In the shoulder and arm these are the cutaneous nerve territories you should know:
The superior part of the shoulder has cutaneous innervation from the supraclavicular nn., which are cutaneous branches of the cervical plexus. If you’ve already dissected the neck you’ve heard of these.
The lateral aspect of the shoulder has cutaneous innervation from the axillary n.
A region of the axilla, extending down onto the posterior arm, has cutaneous innervation from the intercostobrachial n., which is part of the second intercostal n. This is the nerve responsible for referred pain into the arm during a heart attack.
Branches of the radial n. provide sensory innervation to the lateral and medial aspects of the posterior arm.
The medial, anterior part of the arm has sensory innervation from the medial cutaneous n. of the arm.
Motor innervation of the shoulder and arm:
Three of the five terminal branches of the brachial plexus supply motor innervation to the shoulder and arm.
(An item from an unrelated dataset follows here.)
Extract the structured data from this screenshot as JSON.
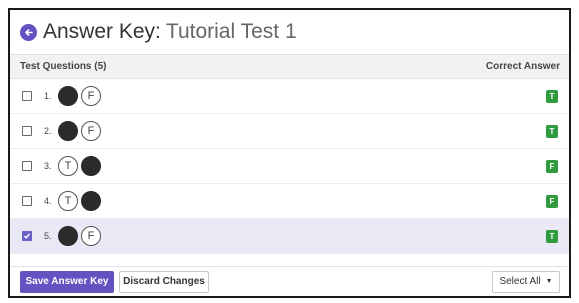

The axillary n. is the motor n. to the deltoid m. Due to its broad attachment to the spine and acromion of the scapula, and to the clavicle, the deltoid m. can cause flexion, extension, and abduction at the shoulder joint.
The musculocutaneous n. is the motor n. to the anterior compartment of the arm, so it innervates muscles that cause flexion, both flexion of the shoulder, and flexion at the elbow.
The radial n. is the motor n. to the posterior compartment of the arm, so it innervates muscles that cause extension, both extension of the shoulder, and extension at the elbow.
The remaining two terminal branches of the brachial plexus, the median n. and ulnar n., have neither sensory nor motor innervation in the arm. We’ll return to them in the forearm and hand, where they do their work.